You were kind enough to ask me to tell you more. Frankly, I do not find it easy to write about this period of my life for it brings back unwanted memories. But here it is:
After Margot’s death my life underwent a dramatic change. Losing myself in a circle of addicts, becoming a regular at all-night parties and dance clubs in an Amsterdam I had never known before, I looked for comfort and compassion in all the wrong places. I became a night creature, befriended the wrong people, woke up in strangers’ beds, and lost more than twenty-five pounds in just a few months.
The first time I sniffed heroin, I threw up and got so sick I couldn’t keep my head up the whole day. My body had rejected the drug. It was a sign but I was in no state to see it. Before I knew it, I had replaced sniffing with injections. Marijuana, hashish, acid, cocaine—I tried whatever I could get my hands on. It didn’t take me long to make a mess of myself, mentally and physically. Everything I did, I did to stay high.
And when high I planned spectacular ways to kill myself. I even tried hemlock, in the manner of Socrates, but either its poison didn’t have an effect on me or the dark herb I bought at the back door of a Chinese takeout was some ordinary plant. Perhaps they sold me some kind of green tea and had a laugh at my expense. Many mornings I woke up in unfamiliar places with someone new by my side, but with the same emptiness eating me up inside. Women took care of me. Some were younger than me, others much older. I lived in their houses, slept in their beds, stayed in their summer resorts, ate the food they cooked, wore their husbands’ clothes, shopped with their credit cards, and refused to give them even a speck of the love they demanded and no doubt deserved.
The life I had chosen quickly took its toll. I lost my job, I lost my friends, and finally I lost the apartment Margot and I had spent many happy days in. When it became apparent that I couldn’t bear this lifestyle anymore, I stayed in squat houses where everything was collective. I spent more than fifteen months at one squat house in Rotterdam. There were no doors in the building, neither outside nor inside, not even in the bathroom. We shared everything. Our songs, dreams, pocket money, drugs, food, beds … Everything but the pain.
Years into a life of drugs and debauchery, I hit rock bottom, a shadow of the man I used to be. As I was washing my face one morning, I stared into the mirror. I had never seen anybody so young who was so drained and sad. I went back to bed and cried like a child. The same day I rummaged through the boxes where I kept Margot’s belongings. Her books, clothes, records, hairpins, notes, pictures—one by one, I bade farewell to every keepsake. Then I put them back in boxes and gave them away to the children of the immigrants she cared so deeply about. It was 1977.

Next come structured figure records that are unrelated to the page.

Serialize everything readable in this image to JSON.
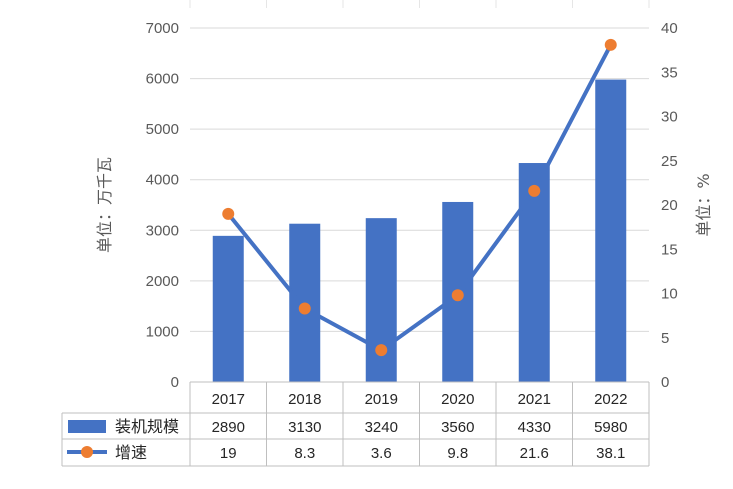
{
  "chart_data": {
    "type": "bar",
    "categories": [
      "2017",
      "2018",
      "2019",
      "2020",
      "2021",
      "2022"
    ],
    "series": [
      {
        "name": "装机规模",
        "chart_type": "bar",
        "axis": "left",
        "values": [
          2890,
          3130,
          3240,
          3560,
          4330,
          5980
        ],
        "labels": [
          "2890",
          "3130",
          "3240",
          "3560",
          "4330",
          "5980"
        ],
        "color": "#4472C4"
      },
      {
        "name": "增速",
        "chart_type": "line",
        "axis": "right",
        "values": [
          19,
          8.3,
          3.6,
          9.8,
          21.6,
          38.1
        ],
        "labels": [
          "19",
          "8.3",
          "3.6",
          "9.8",
          "21.6",
          "38.1"
        ],
        "color": "#4472C4",
        "marker_color": "#ED7D31"
      }
    ],
    "ylabel": "单位：万千瓦",
    "y2label": "单位：%",
    "ylim": [
      0,
      7000
    ],
    "y2lim": [
      0,
      40
    ],
    "yticks": [
      "0",
      "1000",
      "2000",
      "3000",
      "4000",
      "5000",
      "6000",
      "7000"
    ],
    "y2ticks": [
      "0",
      "5",
      "10",
      "15",
      "20",
      "25",
      "30",
      "35",
      "40"
    ],
    "grid": true,
    "legend": "data-table"
  }
}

With the help of God-sent connections, I found a job at a well-known travel magazine as a photographer. This is how I embarked on a journey to North Africa with a canvas suitcase and a framed picture of Margot, running away from the man I had become.
Then a British anthropologist I met in the Saharan Atlas gave me an idea. He asked me if I had ever considered being the first Western photographer to sneak into the holiest cities of Islam. I didn’t know what he was talking about. He said there was a Saudi law that strictly forbade non-Muslims from entering Mecca and Medina. No Christians or Jews were allowed, unless one found a way to break in to the city and take pictures. If caught, you could go to jail, or even worse. I was all ears. The thrill of trespassing into forbidden territory, achieving what no one else had accomplished before, the surge of adrenaline, not to mention the fame and money that would come at the end … I was attracted to the idea like a bee drawn to a pot of honey.
The anthropologist said I could not do this alone and needed a connection. He suggested checking the Sufi brotherhoods in the area. You never know, they might agree to help, he said.
I didn’t know anything about Sufism, and I couldn’t have cared less. As long as they offered to help, I was happy to meet the Sufis. To me they were just a means to an end. But then, at the time, so was everyone and everything else.
Life is odd, Ella. In the end I never made it to Mecca or Medina. Not then, not later. Not even after I converted to Islam. Destiny took me on a different route altogether, one of unexpected twists and turns, each of which changed me so profoundly and irrevocably that after a while the original destination lost its significance. Though motivated by purely materialistic reasons at the outset, when the journey came to an end, I was a transformed man.
As for the Sufis, who could have known that what I had initially seen as a means to an end would very soon become an end in itself? This part of my life I call my encounter with the letter u in the word “Sufi.”